Thursday, July 17, 2008

Feist @ Bank of America Pavilion, 7/8

A packed Bank of America Pavilion crowd gathered last Tuesday night to experience Feist with special guest opener Juana Molina. The Pavilion is not the right venue for Feist. (It's not the right venue for anyone, really.) Regardless, the music seemed to float, carried by the summer sea breeze and a collective feeling of joy that seems to fill the air whenever Feist comes to town.

Well-known in South America, Argentinian actress and musician Juana Molina opened with a solid set of her hypnotizing alt-folk concoctions. She used a looping device, like Feist, that wrapped us up in layers of rhythm and vocal harmonies. The audience seemed to fall under the graceful Molina's atmospheric spell as she performed all of her songs in Spanish.

It's always a thrilling moment when Leslie Feist takes the stage. Watching her tiptoe from corner to corner to peer out at the audience from behind her lantern, you can tell she is as delighted to see them as they are to see her. Great performers do more than sing songs—they can lift you up and away. Feist led us on a journey through each of her thoughtful tunes, her sincere takes on the human condition (as all great art usually is).

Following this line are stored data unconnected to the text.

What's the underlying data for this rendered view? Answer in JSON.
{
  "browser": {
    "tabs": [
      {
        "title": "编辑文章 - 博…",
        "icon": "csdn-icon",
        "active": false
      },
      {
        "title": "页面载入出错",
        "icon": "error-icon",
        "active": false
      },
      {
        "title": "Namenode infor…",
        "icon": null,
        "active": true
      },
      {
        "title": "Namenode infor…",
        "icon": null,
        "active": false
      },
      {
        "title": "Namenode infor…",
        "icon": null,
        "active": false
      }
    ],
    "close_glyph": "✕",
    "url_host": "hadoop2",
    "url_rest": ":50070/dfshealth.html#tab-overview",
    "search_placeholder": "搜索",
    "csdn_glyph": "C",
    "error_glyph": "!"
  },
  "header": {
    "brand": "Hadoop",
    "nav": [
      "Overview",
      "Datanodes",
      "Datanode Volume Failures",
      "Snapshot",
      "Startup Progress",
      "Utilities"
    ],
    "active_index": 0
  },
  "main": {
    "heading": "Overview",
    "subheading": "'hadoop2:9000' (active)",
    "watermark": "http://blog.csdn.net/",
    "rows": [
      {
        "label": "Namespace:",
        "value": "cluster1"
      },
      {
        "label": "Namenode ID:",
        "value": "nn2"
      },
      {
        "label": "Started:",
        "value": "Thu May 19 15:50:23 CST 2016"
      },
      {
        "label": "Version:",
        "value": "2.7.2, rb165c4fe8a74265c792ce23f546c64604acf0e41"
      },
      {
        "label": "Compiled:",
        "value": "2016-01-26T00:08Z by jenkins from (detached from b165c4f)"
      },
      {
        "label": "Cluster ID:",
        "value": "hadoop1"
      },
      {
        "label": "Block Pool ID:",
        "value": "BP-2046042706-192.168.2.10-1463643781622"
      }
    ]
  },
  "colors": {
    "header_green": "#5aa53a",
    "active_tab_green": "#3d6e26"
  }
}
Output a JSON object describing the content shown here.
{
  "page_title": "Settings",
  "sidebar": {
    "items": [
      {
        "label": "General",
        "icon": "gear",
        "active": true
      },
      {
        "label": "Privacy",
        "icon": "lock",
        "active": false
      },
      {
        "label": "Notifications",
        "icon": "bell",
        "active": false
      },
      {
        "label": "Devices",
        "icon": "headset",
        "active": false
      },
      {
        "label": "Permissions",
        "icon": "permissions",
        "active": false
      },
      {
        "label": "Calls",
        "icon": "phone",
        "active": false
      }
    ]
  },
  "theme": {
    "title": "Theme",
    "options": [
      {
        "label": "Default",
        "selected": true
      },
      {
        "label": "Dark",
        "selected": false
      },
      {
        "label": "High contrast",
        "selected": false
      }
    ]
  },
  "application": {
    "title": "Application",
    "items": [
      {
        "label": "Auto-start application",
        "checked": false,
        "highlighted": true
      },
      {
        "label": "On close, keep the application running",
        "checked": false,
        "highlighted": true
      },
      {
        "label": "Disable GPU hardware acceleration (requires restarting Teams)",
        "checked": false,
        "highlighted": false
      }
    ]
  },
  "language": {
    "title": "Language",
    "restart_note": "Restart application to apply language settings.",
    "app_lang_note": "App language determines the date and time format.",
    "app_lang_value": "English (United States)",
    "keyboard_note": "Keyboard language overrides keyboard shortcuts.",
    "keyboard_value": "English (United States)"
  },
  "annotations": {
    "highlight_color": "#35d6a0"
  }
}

After taking a seat at the piano, she began with a hymn-like chant: "Help is on its way." She played mostly from 2007's The Reminder, with "I Feel It All" and "1234" getting the crowd on its feet. Shadowy images of flying birds and other natural scenes served as a backdrop, projected on the back wall for all to see.

She told us it was her wish to perform while we all lie down in some grass eating ice cream cones. Later, she had us do the wave for her own amusement. Pretty standard, really... like accepting a small xylophone from a Colombian girl sitting in the front row, discussing its design with the audience, and then challenging a member of her band to find a way to incorporate the instrument into the next song (which he did throughout the night).

Feist played an unreleased song called "Phantoms" and then ended with a rocking version of "Sea Lion Woman." She came back out to play "Let It Die" and then said farewell, leaving us all in a happier place than when we entered.